I love this pic..."shit we gotta get these in here somehow!"


----------



## Deeplines

Nice!!!!


----------



## BananaTom




----------



## lastcast

Nice! Looks like a lot of fun. Great trip guys!


----------



## Jason

I thought Josh had a load on his thread!!! Holy cow, ya'll had some weight right there!!! Good job by all!!!

Cleaned up the thread a bit and fixed the pics fer ya!


----------



## Specktackler357

That's a ton a tuna


Sent from my iPhone using Tapatalk


----------



## bcahn

Damn guys, that's an epic trip. How bout some detail, water temp, color, rigs, bait, etc!


----------



## Realtor

wow, that's a pile o chum right there  Nice pictures and congrats on an awesome trip!!!


----------



## jcasey

kILLER !


----------



## JD7.62

bcahn said:


> Damn guys, that's an epic trip. How bout some detail, water temp, color, rigs, bait, etc!

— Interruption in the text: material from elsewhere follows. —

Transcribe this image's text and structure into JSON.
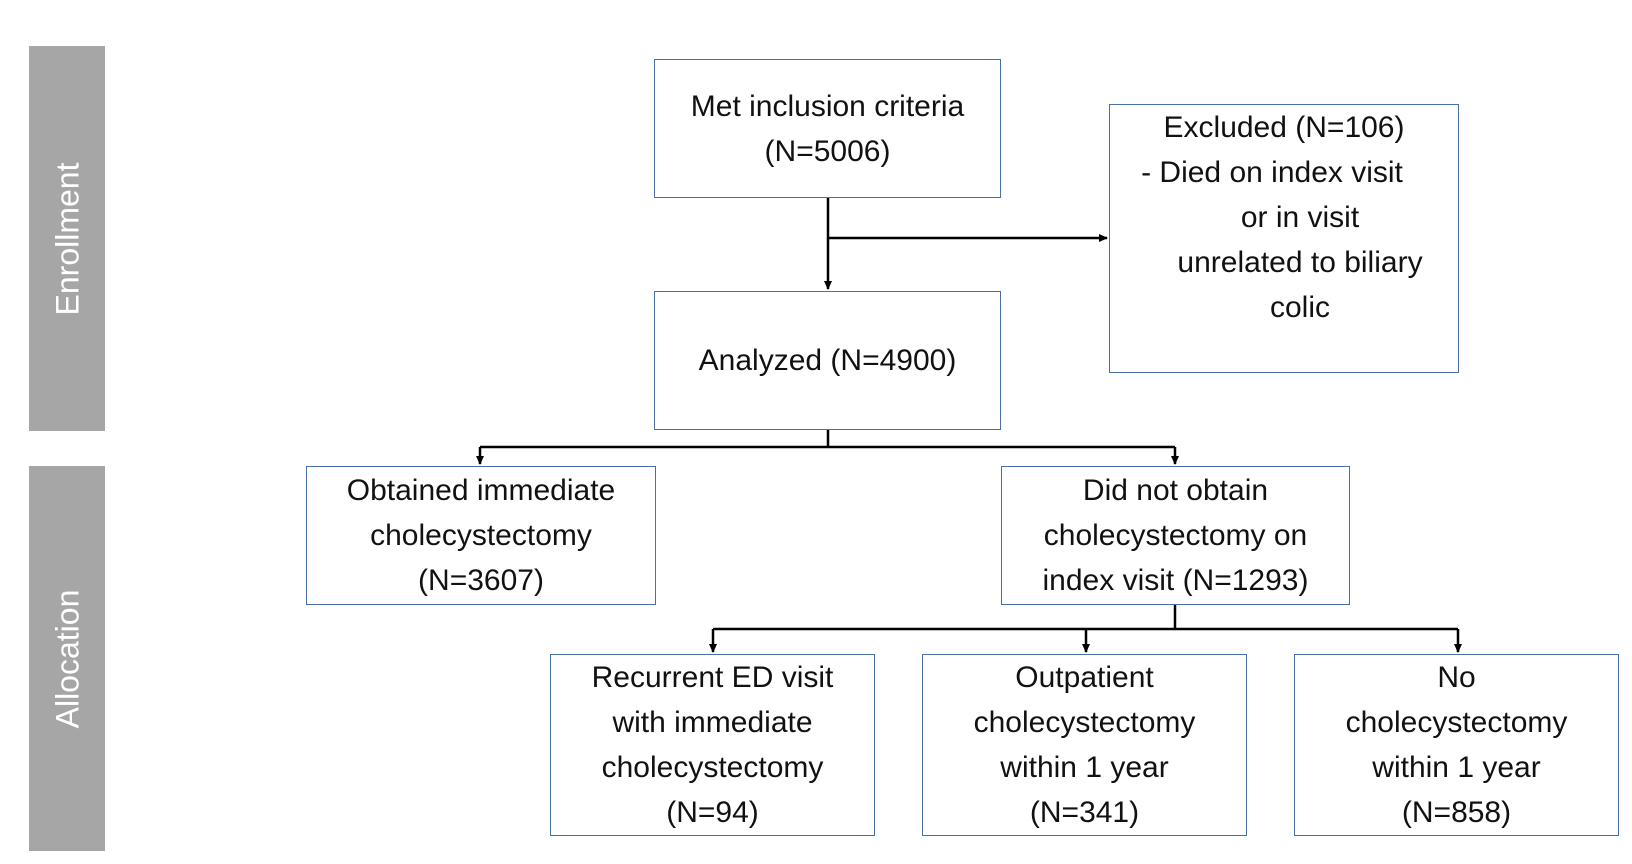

 The boat owner is heading back out so he doesn't want to give up the rig we were on!


----------



## reel office1

Floaters or horseshoe area?


----------



## LIM-IT-OUT

Dang!!!! that is what Im talkin about!! PA-POW!!!! Awesome trip fellas thats the deal right there*


----------



## bcahn

JD7.62 said:


> The boat owner is heading back out so he doesn't want to give up the rig we were on!


No worries!


----------



## badonskybuccaneers

Nice bunch of fish! Thanks for sharing-


----------



## Frenchy

Nice haul of fish and beautiful boat, saw you guys screaming by us by the navy base as we were coming back from the rigs. We got some yft as well but not as big...guess we should not have gone that far 
Thanks for posting.


----------



## JD7.62

I wasn't at the helm...didn't realize that was you man. But I know when we passed you. 

That boat can scoot!


----------



## WhyMe

What a mixture of fish. That's great.
Whyme


----------



## Capt'n Daddy

It was a great trip! We fished green-brown water the entire time. We also got two Brotula and two yellowedge grouper, one of which was over 30"!


----------